Department of Microbiology and Physiological Systems & Program in Neuroscience, University of Massachusetts Medical School, Worcester, MA 01655, USA.
Cell Calcium. 2012 Mar-Apr;51(3-4):284-92. doi: 10.1016/j.ceca.2012.01.008. Epub 2012 Feb 17.
The hypothalamic-neurohypophysial system (HNS) controls diuresis and parturition through the release of arginine-vasopressin (AVP) and oxytocin (OT). These neuropeptides are chiefly synthesized in hypothalamic magnocellular somata in the supraoptic and paraventricular nuclei and are released into the blood stream from terminals in the neurohypophysis. These HNS neurons develop specific electrical activity (bursts) in response to various physiological stimuli. The release of AVP and OT at the level of neurohypophysis is directly linked not only to their different burst patterns, but is also regulated by the activity of a number of voltage-dependent channels present in the HNS nerve terminals and by feedback modulators. We found that there is a different complement of voltage-gated Ca(2+) channels (VGCC) in the two types of HNS terminals: L, N, and Q in vasopressinergic terminals vs. L, N, and R in oxytocinergic terminals. These channels, however, do not have sufficiently distinct properties to explain the differences in release efficacy of the specific burst patterns. However, feedback by both opioids and ATP specifically modulate different types of VGCC and hence the amount of AVP and/or OT being released. Opioid receptors have been identified in both AVP and OT terminals. In OT terminals, μ-receptor agonists inhibit all VGCC (particularly R-type), whereas, they induce a limited block of L-, and P/Q-type channels, coupled to an unusual potentiation of the N-type Ca(2+) current in the AVP terminals. In contrast, the N-type Ca(2+) current can be inhibited by adenosine via A(1) receptors leading to the decreased release of both AVP and OT. Furthermore, ATP evokes an inactivating Ca(2+)/Na(+)-current in HNS terminals able to potentiate AVP release through the activation of P2X2, P2X3, P2X4 and P2X7 receptors. In OT terminals, however, only the latter receptor type is probably present. We conclude by proposing a model that can explain how purinergic and/or opioid feedback modulation during bursts can mediate differences in the control of neurohypophysial AVP vs. OT release.

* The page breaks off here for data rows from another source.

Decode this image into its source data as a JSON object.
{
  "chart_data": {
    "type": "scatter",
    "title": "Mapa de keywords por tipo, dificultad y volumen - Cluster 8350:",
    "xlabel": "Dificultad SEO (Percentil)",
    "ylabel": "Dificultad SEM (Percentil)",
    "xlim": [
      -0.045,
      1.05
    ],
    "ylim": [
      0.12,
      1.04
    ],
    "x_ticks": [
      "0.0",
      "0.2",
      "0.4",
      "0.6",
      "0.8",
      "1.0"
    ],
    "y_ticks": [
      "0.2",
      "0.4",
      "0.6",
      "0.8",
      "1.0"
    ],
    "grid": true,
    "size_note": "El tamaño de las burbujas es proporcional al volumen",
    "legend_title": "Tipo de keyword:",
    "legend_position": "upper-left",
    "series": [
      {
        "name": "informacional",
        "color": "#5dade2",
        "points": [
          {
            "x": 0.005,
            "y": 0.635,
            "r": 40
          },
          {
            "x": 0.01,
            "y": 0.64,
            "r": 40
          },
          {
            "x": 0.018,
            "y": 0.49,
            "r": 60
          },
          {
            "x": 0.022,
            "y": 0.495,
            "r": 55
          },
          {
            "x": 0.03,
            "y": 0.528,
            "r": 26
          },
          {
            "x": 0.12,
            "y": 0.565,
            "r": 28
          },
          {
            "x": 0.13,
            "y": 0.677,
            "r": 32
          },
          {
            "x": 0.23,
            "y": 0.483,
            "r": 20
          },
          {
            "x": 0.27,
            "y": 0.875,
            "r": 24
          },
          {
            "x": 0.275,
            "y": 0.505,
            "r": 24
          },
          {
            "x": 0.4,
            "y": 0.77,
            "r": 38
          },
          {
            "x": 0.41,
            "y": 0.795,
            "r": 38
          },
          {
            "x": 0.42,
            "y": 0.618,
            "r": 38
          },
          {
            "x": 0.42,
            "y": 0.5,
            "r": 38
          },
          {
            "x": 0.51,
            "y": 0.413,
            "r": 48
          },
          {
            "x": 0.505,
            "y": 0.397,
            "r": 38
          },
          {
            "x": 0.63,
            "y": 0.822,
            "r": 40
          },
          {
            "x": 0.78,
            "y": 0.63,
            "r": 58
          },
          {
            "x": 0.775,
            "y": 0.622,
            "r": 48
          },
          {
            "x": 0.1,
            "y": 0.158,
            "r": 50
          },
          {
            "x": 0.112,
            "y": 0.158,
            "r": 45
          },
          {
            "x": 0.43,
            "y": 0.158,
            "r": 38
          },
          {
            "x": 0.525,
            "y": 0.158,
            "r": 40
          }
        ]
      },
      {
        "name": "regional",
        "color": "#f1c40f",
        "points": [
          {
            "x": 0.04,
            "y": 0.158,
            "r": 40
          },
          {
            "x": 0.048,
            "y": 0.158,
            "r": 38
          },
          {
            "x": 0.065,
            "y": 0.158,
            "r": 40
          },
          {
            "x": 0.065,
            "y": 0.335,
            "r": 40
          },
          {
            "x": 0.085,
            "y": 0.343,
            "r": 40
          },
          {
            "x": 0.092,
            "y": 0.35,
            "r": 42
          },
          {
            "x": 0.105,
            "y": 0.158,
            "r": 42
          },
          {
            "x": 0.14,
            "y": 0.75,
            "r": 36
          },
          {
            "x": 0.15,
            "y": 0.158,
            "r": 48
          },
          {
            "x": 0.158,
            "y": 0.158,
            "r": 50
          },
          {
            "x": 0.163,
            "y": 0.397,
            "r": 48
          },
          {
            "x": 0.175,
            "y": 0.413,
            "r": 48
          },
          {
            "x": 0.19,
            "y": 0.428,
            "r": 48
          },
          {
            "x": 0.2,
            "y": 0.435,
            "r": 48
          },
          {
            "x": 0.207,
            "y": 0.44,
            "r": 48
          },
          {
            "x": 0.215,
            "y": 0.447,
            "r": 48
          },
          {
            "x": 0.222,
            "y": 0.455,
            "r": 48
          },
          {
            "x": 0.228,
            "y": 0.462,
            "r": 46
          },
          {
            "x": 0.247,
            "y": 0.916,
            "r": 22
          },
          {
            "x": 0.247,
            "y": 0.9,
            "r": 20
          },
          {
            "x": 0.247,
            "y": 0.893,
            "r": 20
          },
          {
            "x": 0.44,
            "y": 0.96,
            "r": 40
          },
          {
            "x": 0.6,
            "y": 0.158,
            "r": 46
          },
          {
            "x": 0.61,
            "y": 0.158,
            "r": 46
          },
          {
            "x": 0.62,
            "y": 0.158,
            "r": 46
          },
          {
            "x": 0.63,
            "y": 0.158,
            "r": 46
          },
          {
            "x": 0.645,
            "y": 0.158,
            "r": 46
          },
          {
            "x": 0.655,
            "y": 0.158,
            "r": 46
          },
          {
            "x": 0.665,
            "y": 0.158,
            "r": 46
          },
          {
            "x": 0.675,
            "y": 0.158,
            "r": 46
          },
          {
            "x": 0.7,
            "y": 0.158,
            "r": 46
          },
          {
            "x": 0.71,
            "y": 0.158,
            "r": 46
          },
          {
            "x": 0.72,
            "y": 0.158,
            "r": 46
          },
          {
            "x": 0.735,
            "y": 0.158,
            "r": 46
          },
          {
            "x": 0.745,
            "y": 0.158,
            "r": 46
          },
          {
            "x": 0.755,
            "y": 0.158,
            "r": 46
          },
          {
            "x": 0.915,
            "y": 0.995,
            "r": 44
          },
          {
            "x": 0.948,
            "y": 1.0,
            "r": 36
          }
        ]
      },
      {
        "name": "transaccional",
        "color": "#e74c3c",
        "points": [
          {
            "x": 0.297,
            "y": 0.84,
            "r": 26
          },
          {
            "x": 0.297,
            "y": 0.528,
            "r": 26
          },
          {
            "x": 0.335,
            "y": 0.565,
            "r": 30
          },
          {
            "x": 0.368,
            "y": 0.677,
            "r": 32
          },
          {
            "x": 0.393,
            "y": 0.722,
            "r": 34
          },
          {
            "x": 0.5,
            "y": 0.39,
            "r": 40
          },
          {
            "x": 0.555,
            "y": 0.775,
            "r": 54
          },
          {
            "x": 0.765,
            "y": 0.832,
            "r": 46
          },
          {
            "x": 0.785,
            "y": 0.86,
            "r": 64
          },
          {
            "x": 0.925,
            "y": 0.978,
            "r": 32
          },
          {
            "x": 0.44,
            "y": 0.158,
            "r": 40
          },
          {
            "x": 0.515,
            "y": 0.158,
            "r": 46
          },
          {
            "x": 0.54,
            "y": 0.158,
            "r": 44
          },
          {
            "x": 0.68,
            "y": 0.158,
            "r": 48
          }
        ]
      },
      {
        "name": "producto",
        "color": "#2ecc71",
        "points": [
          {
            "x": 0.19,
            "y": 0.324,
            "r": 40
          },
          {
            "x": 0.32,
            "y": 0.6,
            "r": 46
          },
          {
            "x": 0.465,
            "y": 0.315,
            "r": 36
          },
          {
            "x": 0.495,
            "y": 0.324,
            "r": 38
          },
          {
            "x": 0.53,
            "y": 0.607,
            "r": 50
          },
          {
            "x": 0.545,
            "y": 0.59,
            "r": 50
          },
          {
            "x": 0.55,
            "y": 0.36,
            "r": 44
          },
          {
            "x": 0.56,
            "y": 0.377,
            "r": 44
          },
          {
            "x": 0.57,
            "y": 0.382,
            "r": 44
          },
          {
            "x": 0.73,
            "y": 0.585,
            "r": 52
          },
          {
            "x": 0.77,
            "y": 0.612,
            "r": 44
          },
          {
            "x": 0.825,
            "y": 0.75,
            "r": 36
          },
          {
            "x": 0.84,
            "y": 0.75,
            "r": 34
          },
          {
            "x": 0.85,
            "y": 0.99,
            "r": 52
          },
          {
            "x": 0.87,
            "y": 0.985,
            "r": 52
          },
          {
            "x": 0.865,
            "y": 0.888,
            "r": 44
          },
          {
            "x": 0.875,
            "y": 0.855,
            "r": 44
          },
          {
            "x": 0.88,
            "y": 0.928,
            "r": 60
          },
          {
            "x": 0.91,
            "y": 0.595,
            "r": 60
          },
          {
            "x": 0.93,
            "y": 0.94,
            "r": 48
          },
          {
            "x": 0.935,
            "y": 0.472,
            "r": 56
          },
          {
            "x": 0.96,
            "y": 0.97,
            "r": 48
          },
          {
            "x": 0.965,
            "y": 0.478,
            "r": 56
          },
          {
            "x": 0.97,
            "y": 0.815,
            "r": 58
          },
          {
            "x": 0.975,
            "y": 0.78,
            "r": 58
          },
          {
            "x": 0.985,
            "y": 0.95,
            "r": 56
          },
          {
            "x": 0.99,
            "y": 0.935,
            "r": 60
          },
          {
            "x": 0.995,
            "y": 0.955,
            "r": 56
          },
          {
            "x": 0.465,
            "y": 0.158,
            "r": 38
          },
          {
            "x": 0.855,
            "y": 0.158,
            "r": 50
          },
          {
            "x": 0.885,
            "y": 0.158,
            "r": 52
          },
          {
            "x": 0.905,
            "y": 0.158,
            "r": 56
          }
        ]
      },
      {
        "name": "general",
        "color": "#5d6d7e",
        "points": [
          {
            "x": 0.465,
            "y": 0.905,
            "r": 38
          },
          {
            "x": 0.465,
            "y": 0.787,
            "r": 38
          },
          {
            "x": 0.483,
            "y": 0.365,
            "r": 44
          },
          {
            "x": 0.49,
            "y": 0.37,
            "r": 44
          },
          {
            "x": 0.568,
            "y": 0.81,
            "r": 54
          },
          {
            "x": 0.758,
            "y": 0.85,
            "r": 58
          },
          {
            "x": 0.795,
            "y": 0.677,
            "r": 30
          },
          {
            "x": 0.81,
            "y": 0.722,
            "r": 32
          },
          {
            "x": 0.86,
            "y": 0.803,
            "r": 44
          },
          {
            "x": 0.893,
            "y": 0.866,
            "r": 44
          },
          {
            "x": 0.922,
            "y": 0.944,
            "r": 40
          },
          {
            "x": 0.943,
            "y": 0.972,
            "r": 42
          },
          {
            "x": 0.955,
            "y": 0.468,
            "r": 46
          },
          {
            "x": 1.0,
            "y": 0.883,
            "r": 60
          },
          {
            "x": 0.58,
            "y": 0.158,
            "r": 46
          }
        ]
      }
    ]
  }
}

下丘脑-神经垂体系统(HNS)通过释放精氨酸血管加压素(AVP)和催产素(OT)来控制利尿和分娩。这些神经肽主要在视上核和室旁核的下丘脑大细胞体中合成,并从神经垂体中的末端释放到血液中。这些 HNS 神经元对各种生理刺激产生特定的电活动(爆发)。神经垂体中 AVP 和 OT 的释放不仅与它们不同的爆发模式直接相关,还受到 HNS 神经末梢中存在的许多电压依赖性通道的活动和反馈调节剂的调节。我们发现,两种类型的 HNS 末梢中存在不同的电压门控 Ca(2+)通道(VGCC)组成:血管加压素能末梢中的 L、N 和 Q 与催产素能末梢中的 L、N 和 R。然而,这些通道的特性没有足够的差异来解释特定爆发模式释放效率的差异。然而,阿片类物质和 ATP 的反馈都特异性地调节不同类型的 VGCC,从而调节 AVP 和/或 OT 的释放量。阿片受体已在 AVP 和 OT 末梢中被鉴定。在 OT 末梢中,μ 受体激动剂抑制所有 VGCC(特别是 R 型),而它们诱导 L-和 P/Q-型通道的有限阻断,与 AVP 末梢中 N-型 Ca(2+)电流的异常增强相关。相反,N-型 Ca(2+)电流可被腺苷通过 A(1)受体抑制,导致 AVP 和 OT 的释放减少。此外,ATP 在 HNS 末梢中引发失活的 Ca(2+)/Na(+)电流,能够通过激活 P2X2、P2X3、P2X4 和 P2X7 受体增强 AVP 的释放。然而,在 OT 末梢中,可能只存在后一种受体类型。我们通过提出一个模型来得出结论,该模型可以解释在爆发期间嘌呤能和/或阿片类物质的反馈调节如何介导神经垂体 AVP 与 OT 释放控制的差异。